A team of medical research and bioethics experts at Oxford University are supporting several European governments to explore the feasibility of a coronavirus mobile app for instant contact tracing. If rapidly and widely deployed, the infectious disease experts believe such an app could significantly help to contain the spread of coronavirus.
The Oxford University team has provided European governments, including the UK, with evidence to support the feasibility of developing a contact tracing mobile app that is instant, could be widely deployed, and should be implemented with appropriate ethical considerations. The Oxford University team recommends that the mobile application should form part of an integrated coronavirus control strategy that identifies infected people and their recent person-to-person contacts using digital technology.
Professor Christophe Fraser from Oxford University’s Big Data Institute, Nuffield Department of Medicine, explains why a contact tracing app could be deployed with urgency: ‘Coronavirus is unlike previous epidemics and requires multiple inter-dependent containment strategies. Our analysis suggests that almost half of coronavirus transmissions occur in the very early phase of infection, before symptoms appear, so we need a fast and effective mobile app for alerting people who have been exposed. Our mathematical modelling suggests that traditional public health contact tracing methods are too slow to keep up with this virus.’
Professor Fraser continues, ‘The instant mobile app concept is very simple. If you are diagnosed with coronavirus, the people you’ve recently come into contact with will be messaged advising them to isolate. If this mobile app is developed and deployed rapidly, and enough people opt-in to use such an approach, we can slow the spread of coronavirus and mitigate against devastating human, economic and social impacts.’
Dr David Bonsall, researcher at Oxford’s Nuffield Department of Medicine and clinician at Oxford’s John Radcliffe Hospital, says, ‘Our findings confirm that not everybody has to use the mobile app for it to work. If with the help of the app the majority of individuals self-isolate on showing symptoms, and the majority of their contacts can be traced, we stand a chance of stopping the epidemic. To work, this approach needs to be integrated into a national programme, not taken on by independent app developers. If we can securely deploy this technology, the more people that opt-in, the faster the epidemic will stop, and the more lives can be saved.’
Dr Bonsall explains why the current contact tracing strategy is no longer viable: ‘At the current stage of the epidemic, contact tracing can no longer be performed effectively by public health officials in the UK, and many countries across Europe, as coronavirus is spreading too rapidly. Our research of early data from other countries shows that patient histories are incomplete – we don’t know the details of the person we sat next to on the bus. We need an instantaneous and anonymous digital solution to confirm our person-to-person contact history.’

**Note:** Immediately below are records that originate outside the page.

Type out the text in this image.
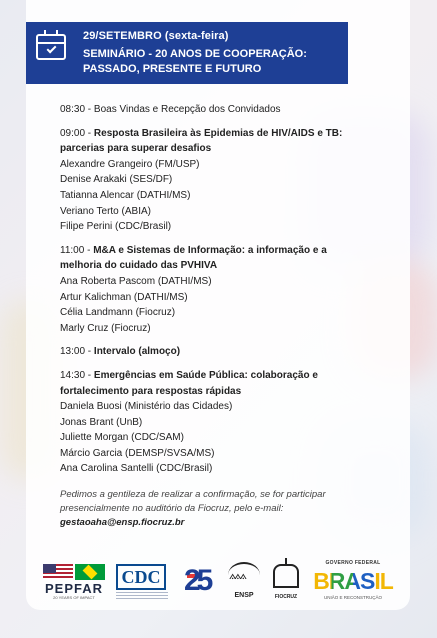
29/SETEMBRO (sexta-feira)
SEMINÁRIO - 20 ANOS DE COOPERAÇÃO:
PASSADO, PRESENTE E FUTURO
08:30 - Boas Vindas e Recepção dos Convidados
09:00 - Resposta Brasileira às Epidemias de HIV/AIDS e TB:
parcerias para superar desafios
Alexandre Grangeiro (FM/USP)
Denise Arakaki (SES/DF)
Tatianna Alencar (DATHI/MS)
Veriano Terto (ABIA)
Filipe Perini (CDC/Brasil)
11:00 - M&A e Sistemas de Informação: a informação e a
melhoria do cuidado das PVHIVA
Ana Roberta Pascom (DATHI/MS)
Artur Kalichman (DATHI/MS)
Célia Landmann (Fiocruz)
Marly Cruz (Fiocruz)
13:00 - Intervalo (almoço)
14:30 - Emergências em Saúde Pública: colaboração e
fortalecimento para respostas rápidas
Daniela Buosi (Ministério das Cidades)
Jonas Brant (UnB)
Juliette Morgan (CDC/SAM)
Márcio Garcia (DEMSP/SVSA/MS)
Ana Carolina Santelli (CDC/Brasil)
Pedimos a gentileza de realizar a confirmação, se for participar
presencialmente no auditório da Fiocruz, pelo e-mail:
gestaoaha@ensp.fiocruz.br
PEPFAR
20 YEARS OF IMPACT
CDC 25
⟑⟑⟑	ENSP	FIOCRUZ
GOVERNO FEDERAL
BRASIL
UNIÃO E RECONSTRUÇÃO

Professor Fraser highlights the urgency: ‘There are currently more daily cases in many small European countries than the whole of China. Our team is now preparing simulations for this mobile contact-tracing approach that could stop the epidemic with far less disruption than national or Europe-wide isolation. Our hope is to support communities with life-saving information as the pandemic worsens, or alternatively it could be used to release communities from large-scale isolation.’
Professor Fraser’s team at Oxford University’s Big Data Institute are continuing to simulate performance of the application so it could be adjusted to include mobile app guided coronavirus testing, and / or provide targeted responses in areas with particularly high rates of transmission.
Professor Michael Parker, Director of the Wellcome Centre for Ethics & Humanities and Ethox Centre, in Oxford’s Nuffield Department of Population Health adds his recommendations on ethics, ‘The use of any coronavirus mobile application requires high ethical standards throughout the intervention, including: guaranteeing equal access and treatment; addressing privacy and data usage concerns; adopting a transparent and auditable algorithm; considering digital deployment strategies to support specific groups, such as health care workers, the elderly and the young; and, proceeding on the basis of individual consent.’
The Oxford University team suggest the mobile app should be combined with social distancing measures to reduce close contacts. Dr Bonsall recommends, ‘We need a variety of measures to slow the spread of infection before vaccines and antiviral treatments become available. A significant number of infections are being transmitted before symptoms start, so we need a fast and efficient system for alerting people when they have been exposed. Regular handwashing and hygiene remain important; in addition, people should follow any recommendations to reduce close contact with others, especially in densely populated areas. Combining these measures will help to reduce onward transmissions, which in epidemiological terms, reduces the reproductive number R; the average number of transmissions from infected individuals. If a country reduces R to less than one, the epidemic will decline and eventually stop.’
Professor Fraser concludes, ‘Current strategies are not working fast enough to intercept transmission of coronavirus. To effectively tackle this pandemic we need to harness 21st century technology. Our research makes the case for a mobile application that accelerates our ability to trace infected people and provides vital information that keeps communities safe from this pandemic.’